The bad news, though, is my car became suddenly unmuffled this morning. I just took it in a couple hours ago (I don't do exhaust work; it's worth the money to me to not have to break the bolts free) and I don't have an estimate yet...but it sounds like the cylinders are open to the air. So I'm expecting a new catalytic converter (read: box full of platinum) or a new front exhaust pipe. Probably be $300 - $500. So no matter how tomorrow goes, looks like my first gun purchase is going to be postponed a couple weeks. :(

shermacman
February 9, 2005, 04:35 PM
Ah, those knowledgeable experts!
I have two .22 wheel guns (Ruger Single Six and S&W 617). I also have a Ruger 22/45 semi-auto. I love all three, but there is room in my heart for my rifles and shotguns and all the other pistols I own. You are not better off with an auto-loader. Actually, you won't be better off with a wheel gun. That is not the point. You want a wheel gun, wheel guns are cool, therefore: get the wheel gun.

Opinions are like ..... everyone has one and they all stink.

Obiwan
February 9, 2005, 06:29 PM
When I lived in WI I spent all my gun $ at Badger

Monkeyleg
February 9, 2005, 06:56 PM
Control Group, I'm extremely surprised that they would suggest an autoloader instead of the revolver that you said you wanted.

Next time you're in there, press them on that question. I'd be anxious to know what they say.

pezo
February 9, 2005, 07:37 PM
All I have been shooting lately are revolvers. biggest plus for a .22 revolver over an auto, they are not ammo sensitve at all.

Jeff Timm
February 9, 2005, 08:58 PM
Double Action Revolvers, simple, easy to insure safe, more difficult to shoot than a semi-auto.

Semi-auto, proper clearing proceedure necessary, but not difficult, more accurate, but not by much. People with a military background have experience with semi-auto proceedures. Generally less expensive.

I have a Ruger MK II target and a 4" Ruger SP-101 .22 LR. I'm not giving up either one.

S&W Semi-auto $401 http://www.firearms.smith-wesson.com/store/index.php3?cat=293595&item=1205488&sw_activeTab=1

S&W DA Revolver $636
http://www.firearms.smith-wesson.com/store/index.php3?cat=293595&item=831378&sw_activeTab=1

Geoff
Who likes the S&W revolver.

TexasRifleman
February 9, 2005, 11:34 PM
Everyone needs a single action revolver of some kind, teaches so many fundamentals of shooting, and just generally a joy to shoot.

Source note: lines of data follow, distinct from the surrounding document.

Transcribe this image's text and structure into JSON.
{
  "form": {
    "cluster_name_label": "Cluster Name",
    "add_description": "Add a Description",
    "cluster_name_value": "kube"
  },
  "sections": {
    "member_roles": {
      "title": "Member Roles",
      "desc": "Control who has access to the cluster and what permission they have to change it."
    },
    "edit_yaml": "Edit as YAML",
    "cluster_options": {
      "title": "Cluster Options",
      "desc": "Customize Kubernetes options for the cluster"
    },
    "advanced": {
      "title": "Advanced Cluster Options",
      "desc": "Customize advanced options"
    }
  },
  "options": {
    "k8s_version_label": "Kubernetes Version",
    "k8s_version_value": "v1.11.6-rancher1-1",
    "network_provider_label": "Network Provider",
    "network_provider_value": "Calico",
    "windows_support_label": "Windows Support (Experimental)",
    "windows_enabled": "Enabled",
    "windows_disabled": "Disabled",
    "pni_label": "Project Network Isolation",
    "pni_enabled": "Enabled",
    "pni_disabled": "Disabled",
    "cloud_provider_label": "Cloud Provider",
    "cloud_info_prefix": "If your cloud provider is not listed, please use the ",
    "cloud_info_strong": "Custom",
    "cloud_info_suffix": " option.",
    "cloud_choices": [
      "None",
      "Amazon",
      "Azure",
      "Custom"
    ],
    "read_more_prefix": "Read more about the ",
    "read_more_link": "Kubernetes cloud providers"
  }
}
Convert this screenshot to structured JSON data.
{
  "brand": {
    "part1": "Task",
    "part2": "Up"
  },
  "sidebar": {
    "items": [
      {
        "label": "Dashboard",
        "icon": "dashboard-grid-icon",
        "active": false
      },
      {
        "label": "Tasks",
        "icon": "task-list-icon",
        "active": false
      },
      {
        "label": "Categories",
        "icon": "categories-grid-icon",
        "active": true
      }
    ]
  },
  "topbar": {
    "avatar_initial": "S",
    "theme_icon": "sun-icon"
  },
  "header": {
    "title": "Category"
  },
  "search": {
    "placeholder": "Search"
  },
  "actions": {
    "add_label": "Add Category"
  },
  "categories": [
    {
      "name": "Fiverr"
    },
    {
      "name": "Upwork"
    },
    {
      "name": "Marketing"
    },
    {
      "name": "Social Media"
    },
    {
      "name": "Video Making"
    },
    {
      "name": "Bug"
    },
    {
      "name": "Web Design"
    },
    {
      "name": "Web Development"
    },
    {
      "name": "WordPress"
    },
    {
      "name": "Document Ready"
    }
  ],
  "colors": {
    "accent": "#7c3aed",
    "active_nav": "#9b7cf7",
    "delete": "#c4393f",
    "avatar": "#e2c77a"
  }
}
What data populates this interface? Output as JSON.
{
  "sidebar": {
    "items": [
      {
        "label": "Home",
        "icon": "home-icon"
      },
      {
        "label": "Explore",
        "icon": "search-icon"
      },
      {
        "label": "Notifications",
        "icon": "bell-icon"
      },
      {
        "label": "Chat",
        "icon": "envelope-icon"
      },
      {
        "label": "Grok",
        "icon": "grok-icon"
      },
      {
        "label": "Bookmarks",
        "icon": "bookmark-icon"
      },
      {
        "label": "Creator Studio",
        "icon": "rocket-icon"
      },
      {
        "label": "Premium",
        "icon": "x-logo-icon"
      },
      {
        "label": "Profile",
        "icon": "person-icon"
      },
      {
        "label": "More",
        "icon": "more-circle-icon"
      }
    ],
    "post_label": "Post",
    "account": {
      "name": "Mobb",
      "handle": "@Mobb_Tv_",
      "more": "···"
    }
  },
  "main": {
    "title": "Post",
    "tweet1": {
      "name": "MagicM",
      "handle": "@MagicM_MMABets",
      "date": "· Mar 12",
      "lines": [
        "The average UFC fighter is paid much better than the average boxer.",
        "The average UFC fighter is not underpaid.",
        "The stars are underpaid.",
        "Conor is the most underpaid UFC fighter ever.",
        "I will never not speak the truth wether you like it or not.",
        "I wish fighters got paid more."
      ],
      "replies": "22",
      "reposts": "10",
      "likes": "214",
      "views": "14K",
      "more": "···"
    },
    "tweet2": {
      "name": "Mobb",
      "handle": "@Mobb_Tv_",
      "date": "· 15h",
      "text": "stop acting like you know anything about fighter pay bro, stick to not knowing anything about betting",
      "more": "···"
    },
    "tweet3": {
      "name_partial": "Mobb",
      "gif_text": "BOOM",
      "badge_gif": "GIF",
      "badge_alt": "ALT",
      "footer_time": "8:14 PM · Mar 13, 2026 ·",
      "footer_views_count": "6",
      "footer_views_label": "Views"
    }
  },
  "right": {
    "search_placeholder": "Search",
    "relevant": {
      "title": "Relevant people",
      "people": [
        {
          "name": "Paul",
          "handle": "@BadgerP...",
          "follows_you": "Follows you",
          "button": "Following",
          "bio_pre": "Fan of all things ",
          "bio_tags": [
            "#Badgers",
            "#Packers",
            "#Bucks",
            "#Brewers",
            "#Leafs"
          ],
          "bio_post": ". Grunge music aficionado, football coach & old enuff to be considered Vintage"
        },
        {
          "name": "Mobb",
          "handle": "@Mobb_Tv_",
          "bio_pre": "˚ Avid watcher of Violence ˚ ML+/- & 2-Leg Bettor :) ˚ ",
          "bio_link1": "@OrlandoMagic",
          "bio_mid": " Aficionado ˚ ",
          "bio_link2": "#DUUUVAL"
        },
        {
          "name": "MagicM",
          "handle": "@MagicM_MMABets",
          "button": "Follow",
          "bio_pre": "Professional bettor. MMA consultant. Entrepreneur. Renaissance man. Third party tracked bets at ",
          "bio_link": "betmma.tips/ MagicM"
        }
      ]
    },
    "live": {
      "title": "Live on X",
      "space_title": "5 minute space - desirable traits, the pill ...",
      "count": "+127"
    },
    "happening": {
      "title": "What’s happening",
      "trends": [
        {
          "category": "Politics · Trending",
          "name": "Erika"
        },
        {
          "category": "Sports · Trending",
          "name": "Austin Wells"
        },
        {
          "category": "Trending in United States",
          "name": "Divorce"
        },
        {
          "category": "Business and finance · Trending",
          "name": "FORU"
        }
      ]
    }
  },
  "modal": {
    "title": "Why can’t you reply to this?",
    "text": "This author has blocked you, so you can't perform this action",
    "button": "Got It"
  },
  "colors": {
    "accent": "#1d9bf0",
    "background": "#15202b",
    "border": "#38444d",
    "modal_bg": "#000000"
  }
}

Another vote for the Ruger.

Havegunjoe
February 10, 2005, 05:39 PM
I have a Buckmark and I love it. Loads of fun to shoot. .22's are so inexpensive you don't have to worry about cost. I have a Ruger Bearcat and I hate it. It takes forever to load and shoot. I use it for demonstration purposes in my First Steps class and that's about it. Go with an autoloader and have fun.

Shalako
February 10, 2005, 05:52 PM
I'm going to say....High Standard Sentinel.

It's a .22lr, DA, 9 shot revolver with a lightweight alloy frame & inexpensive. My father in law has one that I'm hoping to shoot sometime soon. He and I fish a lot and he said it was perfect for snakes and such when your out in the woods and streams.

Gunbroker has them going for less than $300.

I have two Ruger Mark IIs that are great fun, but maybe not the best for a first gun.